All methods I have seen include taking the $y=x$ line as the mirror and find a point on both curves which have same slope as the mirror ($1$ in this case).
Now this method is working only because it is a very specific case as the functions are inverse of each other. The general method would be to find a common normal between the two curves and calculate the distance from where the normal intersects them.
I am trying to apply this method for the given question but am getting unexpected results.
First I found derivatives for both curves, took their reciprocals, and multiplied them by a minus sign to get the slope of the normal:
$m_{f(x)normal}=-\frac{1}{e^x}$
$m_{g(x)normal}=-x$
Now, both these slopes must be equal in case of a common normal.
But equating them yields:
$xe^x=1$
This is far from the actual answer of $x=1$ and $x=0$ where the normal intersect the curves.
Where am I going wrong?
Best Answer
The slopes you have computed for the normal for each curve are correct, but it is not always necessary that they are equal for the same value of $x$.

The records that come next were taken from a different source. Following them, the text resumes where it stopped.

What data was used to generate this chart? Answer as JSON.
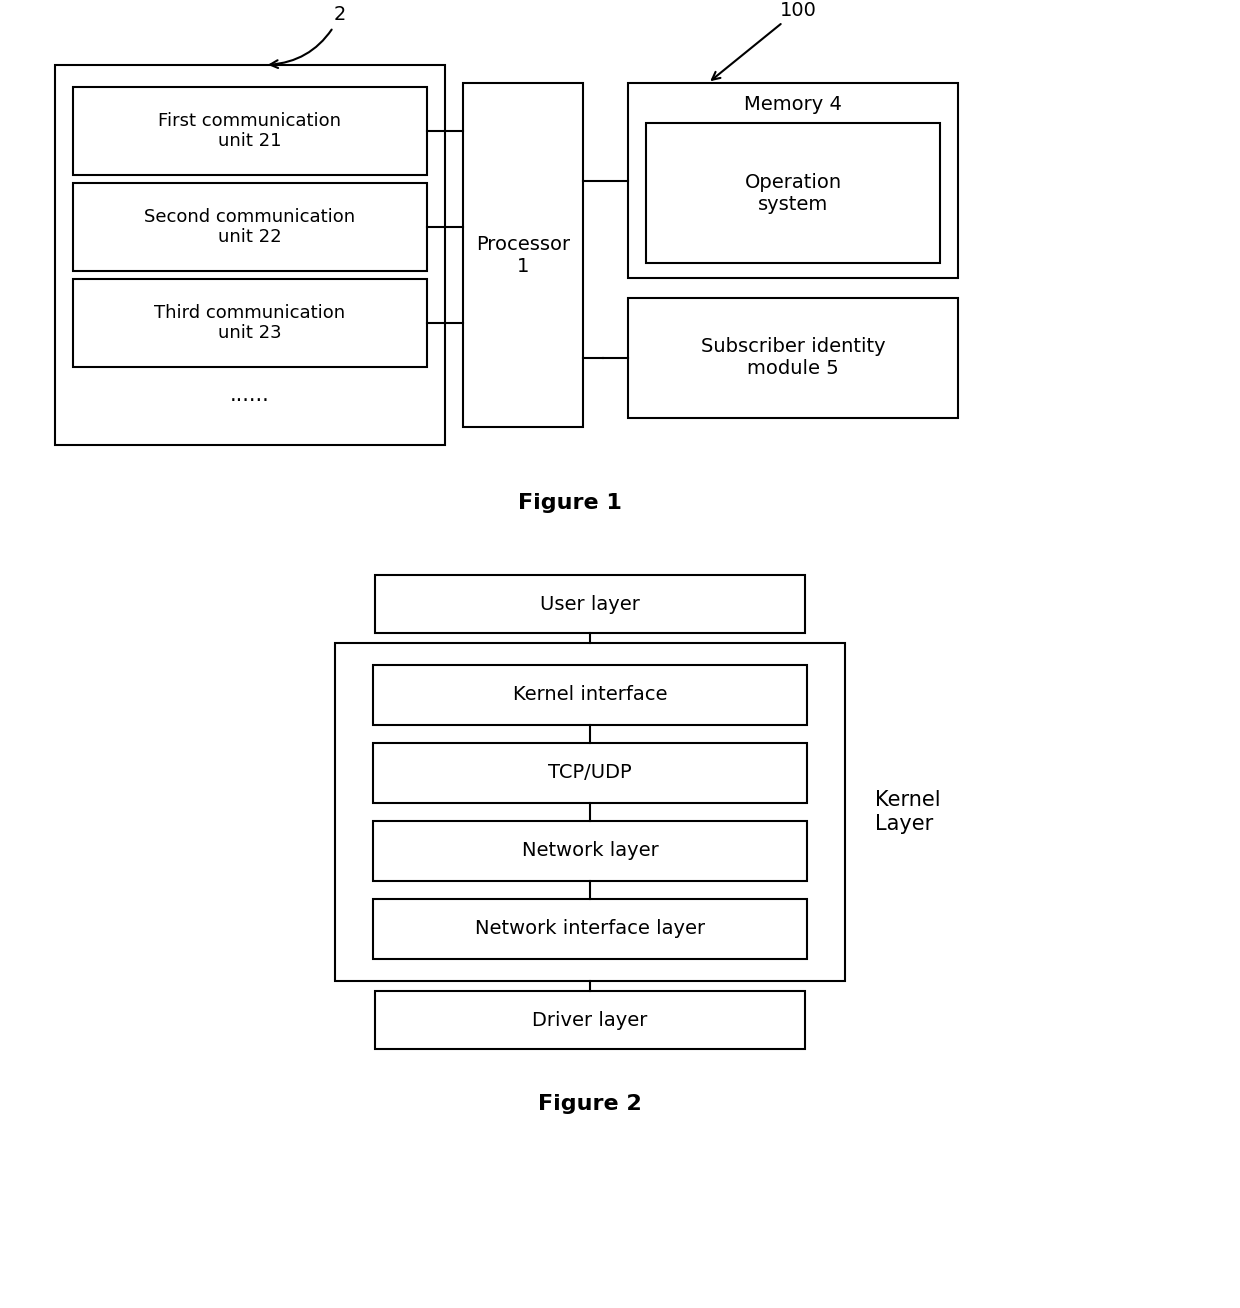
{
  "fig1": {
    "title": "Figure 1",
    "label_2": "2",
    "label_100": "100",
    "comm_unit_labels": [
      "First communication\nunit 21",
      "Second communication\nunit 22",
      "Third communication\nunit 23"
    ],
    "dots": "......",
    "processor_label": "Processor\n1",
    "memory_label": "Memory 4",
    "op_system_label": "Operation\nsystem",
    "sim_label": "Subscriber identity\nmodule 5"
  },
  "fig2": {
    "title": "Figure 2",
    "user_layer": "User layer",
    "kernel_layer_label": "Kernel\nLayer",
    "inner_layers": [
      "Kernel interface",
      "TCP/UDP",
      "Network layer",
      "Network interface layer"
    ],
    "driver_layer": "Driver layer"
  },
  "bg_color": "#ffffff",
  "line_color": "#000000",
  "font_size": 13,
  "font_size_title": 14,
  "line_width": 1.5
}
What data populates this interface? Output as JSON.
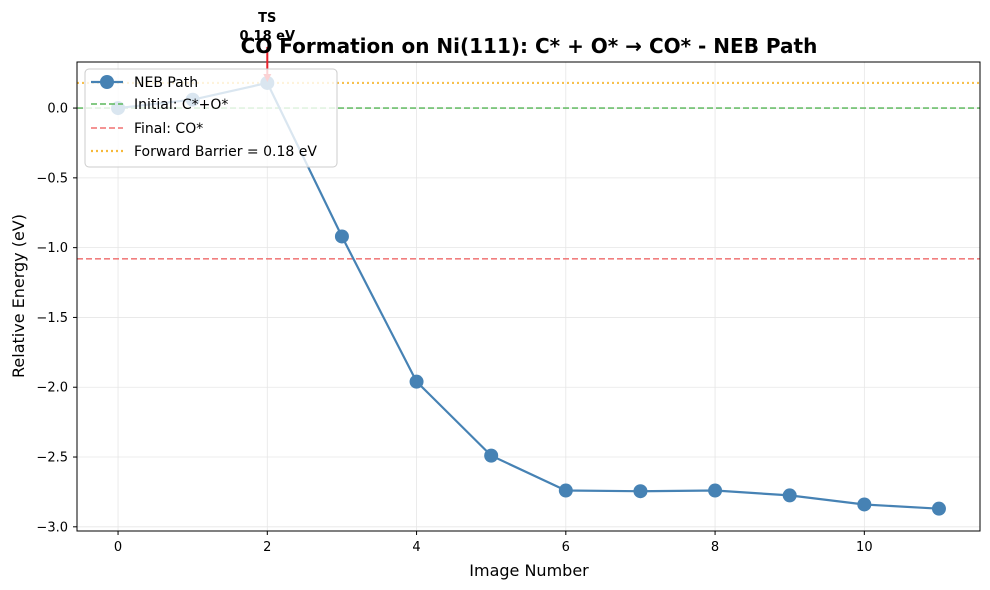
{
  "chart_data": {
    "type": "line",
    "title": "CO Formation on Ni(111): C* + O* → CO* - NEB Path",
    "xlabel": "Image Number",
    "ylabel": "Relative Energy (eV)",
    "xlim": [
      -0.55,
      11.55
    ],
    "ylim": [
      -3.03,
      0.33
    ],
    "xticks": [
      0,
      2,
      4,
      6,
      8,
      10
    ],
    "yticks": [
      0.0,
      -0.5,
      -1.0,
      -1.5,
      -2.0,
      -2.5,
      -3.0
    ],
    "xtick_labels": [
      "0",
      "2",
      "4",
      "6",
      "8",
      "10"
    ],
    "ytick_labels": [
      "0.0",
      "−0.5",
      "−1.0",
      "−1.5",
      "−2.0",
      "−2.5",
      "−3.0"
    ],
    "grid": true,
    "legend_position": "top-left",
    "series": [
      {
        "name": "NEB Path",
        "x": [
          0,
          1,
          2,
          3,
          4,
          5,
          6,
          7,
          8,
          9,
          10,
          11
        ],
        "y": [
          0.0,
          0.06,
          0.18,
          -0.92,
          -1.96,
          -2.49,
          -2.74,
          -2.745,
          -2.74,
          -2.775,
          -2.84,
          -2.87
        ],
        "color": "#4682b4"
      }
    ],
    "reference_lines": [
      {
        "name": "Initial: C*+O*",
        "y": 0.0,
        "color": "#5cb85c",
        "style": "dashed"
      },
      {
        "name": "Final: CO*",
        "y": -1.08,
        "color": "#f07070",
        "style": "dashed"
      },
      {
        "name": "Forward Barrier = 0.18 eV",
        "y": 0.18,
        "color": "#f6b93b",
        "style": "dotted"
      }
    ],
    "annotation": {
      "line1": "TS",
      "line2": "0.18 eV",
      "x": 2,
      "y": 0.18,
      "arrow_color": "#e8202a"
    },
    "legend": [
      "NEB Path",
      "Initial: C*+O*",
      "Final: CO*",
      "Forward Barrier = 0.18 eV"
    ]
  }
}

It must be the case that for some $x_1$, the slope of the normal at a point $(x_1, e^{x_1})$ on the curve $y=e^x$ is $-\frac{1}{e^{x_1}}$, which is equal to $(-x_2)$ which is the slope of the normal at another point $(x_2,\ln(x_2))$ on the curve $y= \ln x $.

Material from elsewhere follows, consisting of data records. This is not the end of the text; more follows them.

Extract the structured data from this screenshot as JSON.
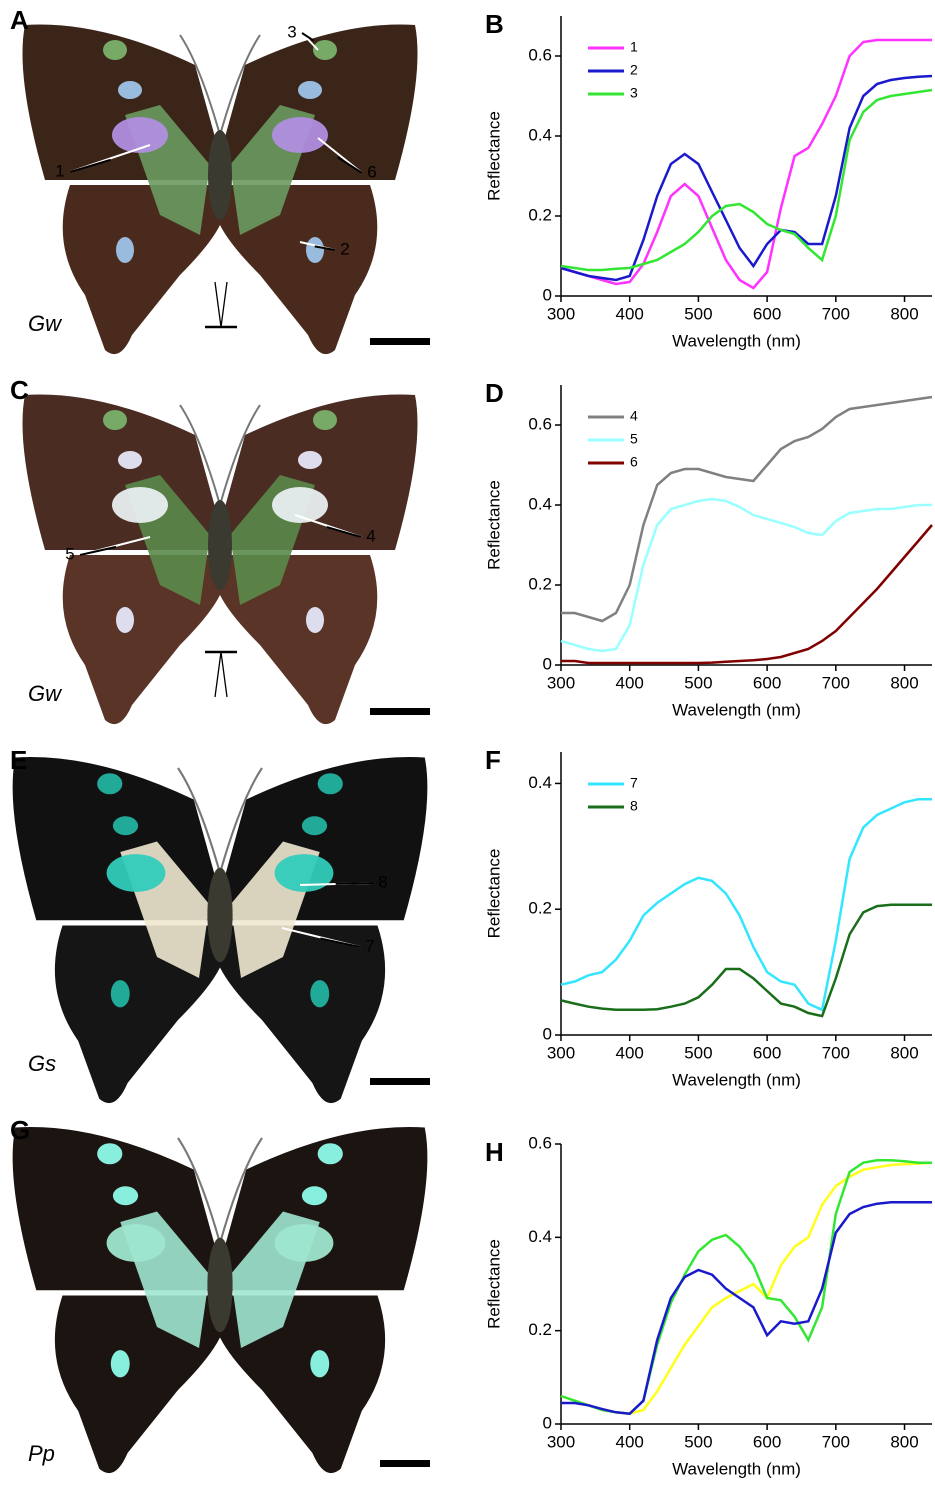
{
  "photos": [
    {
      "panel": "A",
      "species": "Gw",
      "labels": [
        "1",
        "2",
        "3",
        "6"
      ]
    },
    {
      "panel": "C",
      "species": "Gw",
      "labels": [
        "4",
        "5"
      ]
    },
    {
      "panel": "E",
      "species": "Gs",
      "labels": [
        "7",
        "8"
      ]
    },
    {
      "panel": "G",
      "species": "Pp"
    }
  ],
  "chart_data": [
    {
      "type": "line",
      "panel": "B",
      "x_label": "Wavelength (nm)",
      "y_label": "Reflectance",
      "x": [
        300,
        320,
        340,
        360,
        380,
        400,
        420,
        440,
        460,
        480,
        500,
        520,
        540,
        560,
        580,
        600,
        620,
        640,
        660,
        680,
        700,
        720,
        740,
        760,
        780,
        800,
        820,
        840
      ],
      "xlim": [
        300,
        840
      ],
      "xticks": [
        300,
        400,
        500,
        600,
        700,
        800
      ],
      "ylim": [
        0,
        0.7
      ],
      "yticks": [
        0,
        0.2,
        0.4,
        0.6
      ],
      "series": [
        {
          "name": "1",
          "color": "#ff33ff",
          "values": [
            0.07,
            0.06,
            0.05,
            0.04,
            0.03,
            0.035,
            0.08,
            0.16,
            0.25,
            0.28,
            0.25,
            0.17,
            0.09,
            0.04,
            0.02,
            0.06,
            0.22,
            0.35,
            0.37,
            0.43,
            0.5,
            0.6,
            0.635,
            0.64,
            0.64,
            0.64,
            0.64,
            0.64
          ]
        },
        {
          "name": "2",
          "color": "#1a1acc",
          "values": [
            0.07,
            0.06,
            0.05,
            0.045,
            0.04,
            0.05,
            0.14,
            0.25,
            0.33,
            0.355,
            0.33,
            0.26,
            0.19,
            0.12,
            0.075,
            0.13,
            0.165,
            0.16,
            0.13,
            0.13,
            0.25,
            0.42,
            0.5,
            0.53,
            0.54,
            0.545,
            0.548,
            0.55
          ]
        },
        {
          "name": "3",
          "color": "#33e633",
          "values": [
            0.075,
            0.07,
            0.065,
            0.065,
            0.068,
            0.07,
            0.08,
            0.09,
            0.11,
            0.13,
            0.16,
            0.2,
            0.225,
            0.23,
            0.21,
            0.18,
            0.165,
            0.155,
            0.12,
            0.09,
            0.2,
            0.39,
            0.46,
            0.49,
            0.5,
            0.505,
            0.51,
            0.515
          ]
        }
      ]
    },
    {
      "type": "line",
      "panel": "D",
      "x_label": "Wavelength (nm)",
      "y_label": "Reflectance",
      "x": [
        300,
        320,
        340,
        360,
        380,
        400,
        420,
        440,
        460,
        480,
        500,
        520,
        540,
        560,
        580,
        600,
        620,
        640,
        660,
        680,
        700,
        720,
        740,
        760,
        780,
        800,
        820,
        840
      ],
      "xlim": [
        300,
        840
      ],
      "xticks": [
        300,
        400,
        500,
        600,
        700,
        800
      ],
      "ylim": [
        0,
        0.7
      ],
      "yticks": [
        0,
        0.2,
        0.4,
        0.6
      ],
      "series": [
        {
          "name": "4",
          "color": "#808080",
          "values": [
            0.13,
            0.13,
            0.12,
            0.11,
            0.13,
            0.2,
            0.35,
            0.45,
            0.48,
            0.49,
            0.49,
            0.48,
            0.47,
            0.465,
            0.46,
            0.5,
            0.54,
            0.56,
            0.57,
            0.59,
            0.62,
            0.64,
            0.645,
            0.65,
            0.655,
            0.66,
            0.665,
            0.67
          ]
        },
        {
          "name": "5",
          "color": "#99ffff",
          "values": [
            0.06,
            0.05,
            0.04,
            0.035,
            0.04,
            0.1,
            0.25,
            0.35,
            0.39,
            0.4,
            0.41,
            0.415,
            0.41,
            0.395,
            0.375,
            0.365,
            0.355,
            0.345,
            0.33,
            0.325,
            0.36,
            0.38,
            0.385,
            0.39,
            0.39,
            0.395,
            0.4,
            0.4
          ]
        },
        {
          "name": "6",
          "color": "#800000",
          "values": [
            0.01,
            0.01,
            0.005,
            0.005,
            0.005,
            0.005,
            0.005,
            0.005,
            0.005,
            0.005,
            0.005,
            0.006,
            0.008,
            0.01,
            0.012,
            0.015,
            0.02,
            0.03,
            0.04,
            0.06,
            0.085,
            0.12,
            0.155,
            0.19,
            0.23,
            0.27,
            0.31,
            0.35
          ]
        }
      ]
    },
    {
      "type": "line",
      "panel": "F",
      "x_label": "Wavelength (nm)",
      "y_label": "Reflectance",
      "x": [
        300,
        320,
        340,
        360,
        380,
        400,
        420,
        440,
        460,
        480,
        500,
        520,
        540,
        560,
        580,
        600,
        620,
        640,
        660,
        680,
        700,
        720,
        740,
        760,
        780,
        800,
        820,
        840
      ],
      "xlim": [
        300,
        840
      ],
      "xticks": [
        300,
        400,
        500,
        600,
        700,
        800
      ],
      "ylim": [
        0,
        0.45
      ],
      "yticks": [
        0,
        0.2,
        0.4
      ],
      "series": [
        {
          "name": "7",
          "color": "#33e6ff",
          "values": [
            0.08,
            0.085,
            0.095,
            0.1,
            0.12,
            0.15,
            0.19,
            0.21,
            0.225,
            0.24,
            0.25,
            0.245,
            0.225,
            0.19,
            0.14,
            0.1,
            0.085,
            0.08,
            0.05,
            0.04,
            0.15,
            0.28,
            0.33,
            0.35,
            0.36,
            0.37,
            0.375,
            0.375
          ]
        },
        {
          "name": "8",
          "color": "#1a6e1a",
          "values": [
            0.055,
            0.05,
            0.045,
            0.042,
            0.04,
            0.04,
            0.04,
            0.041,
            0.045,
            0.05,
            0.06,
            0.08,
            0.105,
            0.105,
            0.09,
            0.07,
            0.05,
            0.045,
            0.035,
            0.03,
            0.09,
            0.16,
            0.195,
            0.205,
            0.207,
            0.207,
            0.207,
            0.207
          ]
        }
      ]
    },
    {
      "type": "line",
      "panel": "H",
      "x_label": "Wavelength (nm)",
      "y_label": "Reflectance",
      "x": [
        300,
        320,
        340,
        360,
        380,
        400,
        420,
        440,
        460,
        480,
        500,
        520,
        540,
        560,
        580,
        600,
        620,
        640,
        660,
        680,
        700,
        720,
        740,
        760,
        780,
        800,
        820,
        840
      ],
      "xlim": [
        300,
        840
      ],
      "xticks": [
        300,
        400,
        500,
        600,
        700,
        800
      ],
      "ylim": [
        0,
        0.6
      ],
      "yticks": [
        0,
        0.2,
        0.4,
        0.6
      ],
      "series": [
        {
          "color": "#ffff1a",
          "values": [
            0.06,
            0.05,
            0.04,
            0.03,
            0.025,
            0.022,
            0.03,
            0.07,
            0.12,
            0.17,
            0.21,
            0.25,
            0.27,
            0.285,
            0.3,
            0.27,
            0.34,
            0.38,
            0.4,
            0.47,
            0.51,
            0.53,
            0.545,
            0.55,
            0.555,
            0.557,
            0.558,
            0.56
          ]
        },
        {
          "color": "#33e633",
          "values": [
            0.06,
            0.05,
            0.04,
            0.03,
            0.025,
            0.022,
            0.05,
            0.17,
            0.26,
            0.32,
            0.37,
            0.395,
            0.405,
            0.38,
            0.34,
            0.27,
            0.265,
            0.23,
            0.18,
            0.25,
            0.45,
            0.54,
            0.56,
            0.565,
            0.565,
            0.563,
            0.56,
            0.56
          ]
        },
        {
          "color": "#1a1acc",
          "values": [
            0.045,
            0.045,
            0.04,
            0.032,
            0.025,
            0.022,
            0.05,
            0.18,
            0.27,
            0.315,
            0.33,
            0.32,
            0.29,
            0.27,
            0.25,
            0.19,
            0.22,
            0.215,
            0.22,
            0.29,
            0.41,
            0.45,
            0.465,
            0.472,
            0.475,
            0.475,
            0.475,
            0.475
          ]
        }
      ]
    }
  ]
}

Proceeding from this premise, we write the equations for the normal for $y=e^x$ and $y=\ln x$:
$$y-e^{x_1} = -\frac{1}{e^{x_1}}\cdot (x-x_1)$$
$$ y - \ln(x_2) = -x_2 \cdot (x-x_2)$$
Now, since these two equations represent the same normal, we equate the coefficients of $y$, $x$ and the constants. We obtain:
$$ 1 = 1$$
$$-\frac{1}{e^{x_1}} = -x_2 \tag1$$
and
$$ \frac{x_1}{e^{x_1}} + e^{x_1} = x_2^2 + \ln(x_2) \tag2$$
Using equation $(1)$, we rewrite rquation $(2)$ as:
$$ x_1 x_2 + \frac{1}{x_2} = x_2^2 + \ln(x_2)$$
From this, you can see that the values $x_1=0$ and $x_2=1$ satisfy the equations.